The striking oak altar in the nave, by Matthew Burt, was installed in 2020.

A new organ was bought for the church around 1568 and replaced in 1739. The Samuel Green organ which had been presented to the cathedral by George III in 1792 was transferred to the church in 1877. It was restored and enlarged in 1897, and its most recent complete restoration was in 2020.

== Parish ==
When a parish was created for the newly founded St Edmund's Church in 1269, the city (outside the cathedral close) was divided into three parishes: St Thomas, St Edmund and the earlier St Martin's.
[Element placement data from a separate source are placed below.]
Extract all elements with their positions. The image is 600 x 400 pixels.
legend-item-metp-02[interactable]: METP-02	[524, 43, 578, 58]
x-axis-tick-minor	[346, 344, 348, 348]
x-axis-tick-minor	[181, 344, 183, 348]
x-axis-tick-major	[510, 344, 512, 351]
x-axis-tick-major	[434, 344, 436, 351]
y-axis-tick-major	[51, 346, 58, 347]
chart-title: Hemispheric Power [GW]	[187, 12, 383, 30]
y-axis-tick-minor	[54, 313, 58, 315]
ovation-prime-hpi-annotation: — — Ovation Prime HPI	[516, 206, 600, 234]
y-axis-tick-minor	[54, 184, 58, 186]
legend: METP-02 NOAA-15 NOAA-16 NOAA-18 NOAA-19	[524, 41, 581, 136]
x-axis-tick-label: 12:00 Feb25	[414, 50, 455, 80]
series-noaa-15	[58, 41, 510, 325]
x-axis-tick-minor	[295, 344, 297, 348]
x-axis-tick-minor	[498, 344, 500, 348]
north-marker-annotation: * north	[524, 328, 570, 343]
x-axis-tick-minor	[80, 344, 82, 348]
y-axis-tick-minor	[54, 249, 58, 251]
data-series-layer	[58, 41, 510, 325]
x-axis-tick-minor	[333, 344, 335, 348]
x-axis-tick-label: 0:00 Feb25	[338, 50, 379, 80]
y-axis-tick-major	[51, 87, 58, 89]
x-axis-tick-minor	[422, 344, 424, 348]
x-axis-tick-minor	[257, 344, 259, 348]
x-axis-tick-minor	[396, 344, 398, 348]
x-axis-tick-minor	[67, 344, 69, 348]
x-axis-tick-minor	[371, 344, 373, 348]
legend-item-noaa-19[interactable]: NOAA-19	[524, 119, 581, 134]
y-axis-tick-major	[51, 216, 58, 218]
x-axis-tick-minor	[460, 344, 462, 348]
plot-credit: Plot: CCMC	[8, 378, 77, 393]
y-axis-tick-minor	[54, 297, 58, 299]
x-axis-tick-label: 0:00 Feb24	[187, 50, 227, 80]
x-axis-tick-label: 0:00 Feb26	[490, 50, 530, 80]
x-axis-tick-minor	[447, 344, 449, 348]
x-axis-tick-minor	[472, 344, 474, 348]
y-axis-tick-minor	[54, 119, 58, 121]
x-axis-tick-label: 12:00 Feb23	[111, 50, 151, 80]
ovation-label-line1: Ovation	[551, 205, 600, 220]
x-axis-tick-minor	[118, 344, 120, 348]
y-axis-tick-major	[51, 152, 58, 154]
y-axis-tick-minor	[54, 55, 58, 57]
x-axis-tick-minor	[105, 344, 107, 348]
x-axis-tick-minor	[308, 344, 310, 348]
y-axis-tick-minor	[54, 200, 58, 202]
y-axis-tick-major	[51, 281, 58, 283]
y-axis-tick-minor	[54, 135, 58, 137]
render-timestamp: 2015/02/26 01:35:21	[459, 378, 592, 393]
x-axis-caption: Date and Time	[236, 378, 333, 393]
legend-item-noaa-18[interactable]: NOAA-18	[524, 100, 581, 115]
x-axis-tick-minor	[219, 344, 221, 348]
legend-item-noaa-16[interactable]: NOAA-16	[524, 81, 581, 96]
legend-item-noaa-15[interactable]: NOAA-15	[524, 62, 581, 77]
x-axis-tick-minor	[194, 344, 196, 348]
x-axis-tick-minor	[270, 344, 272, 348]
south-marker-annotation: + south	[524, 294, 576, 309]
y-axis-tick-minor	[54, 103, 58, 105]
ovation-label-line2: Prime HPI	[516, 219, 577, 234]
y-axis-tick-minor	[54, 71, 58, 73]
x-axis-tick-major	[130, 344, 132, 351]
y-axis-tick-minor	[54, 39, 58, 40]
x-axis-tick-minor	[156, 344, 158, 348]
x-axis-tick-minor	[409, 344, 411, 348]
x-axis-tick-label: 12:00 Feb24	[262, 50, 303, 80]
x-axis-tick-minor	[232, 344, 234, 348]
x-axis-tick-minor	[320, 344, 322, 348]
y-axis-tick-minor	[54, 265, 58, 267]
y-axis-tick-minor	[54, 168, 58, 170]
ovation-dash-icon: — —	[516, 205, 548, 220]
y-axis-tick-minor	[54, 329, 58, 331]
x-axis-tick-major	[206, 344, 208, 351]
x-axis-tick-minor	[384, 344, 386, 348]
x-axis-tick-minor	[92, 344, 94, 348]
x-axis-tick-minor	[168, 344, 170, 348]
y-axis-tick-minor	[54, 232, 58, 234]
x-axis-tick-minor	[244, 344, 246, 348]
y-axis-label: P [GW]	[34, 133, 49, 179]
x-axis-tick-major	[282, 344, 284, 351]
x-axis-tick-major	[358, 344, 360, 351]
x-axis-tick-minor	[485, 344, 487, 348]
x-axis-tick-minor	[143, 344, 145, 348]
There has long been a link between the church and the cathedral; in 1269 the rector of St Thomas's was the succentor of the cathedral. For six years from 1363, the income of the parish was appropriated by the dean and chapter and applied to repairs to the cathedral, and this arrangement was made permanent in 1399. The chapter provided a secular chaplain to serve the church, described as a curate from at least 1553. In the 19th century the position became a perpetual curacy until 1875, when the incumbent gained the status of a vicar.

When St Edmund's Church was declared redundant in 1974, the two benefices and parishes were combined to form the parish of Salisbury St. Thomas and St. Edmund.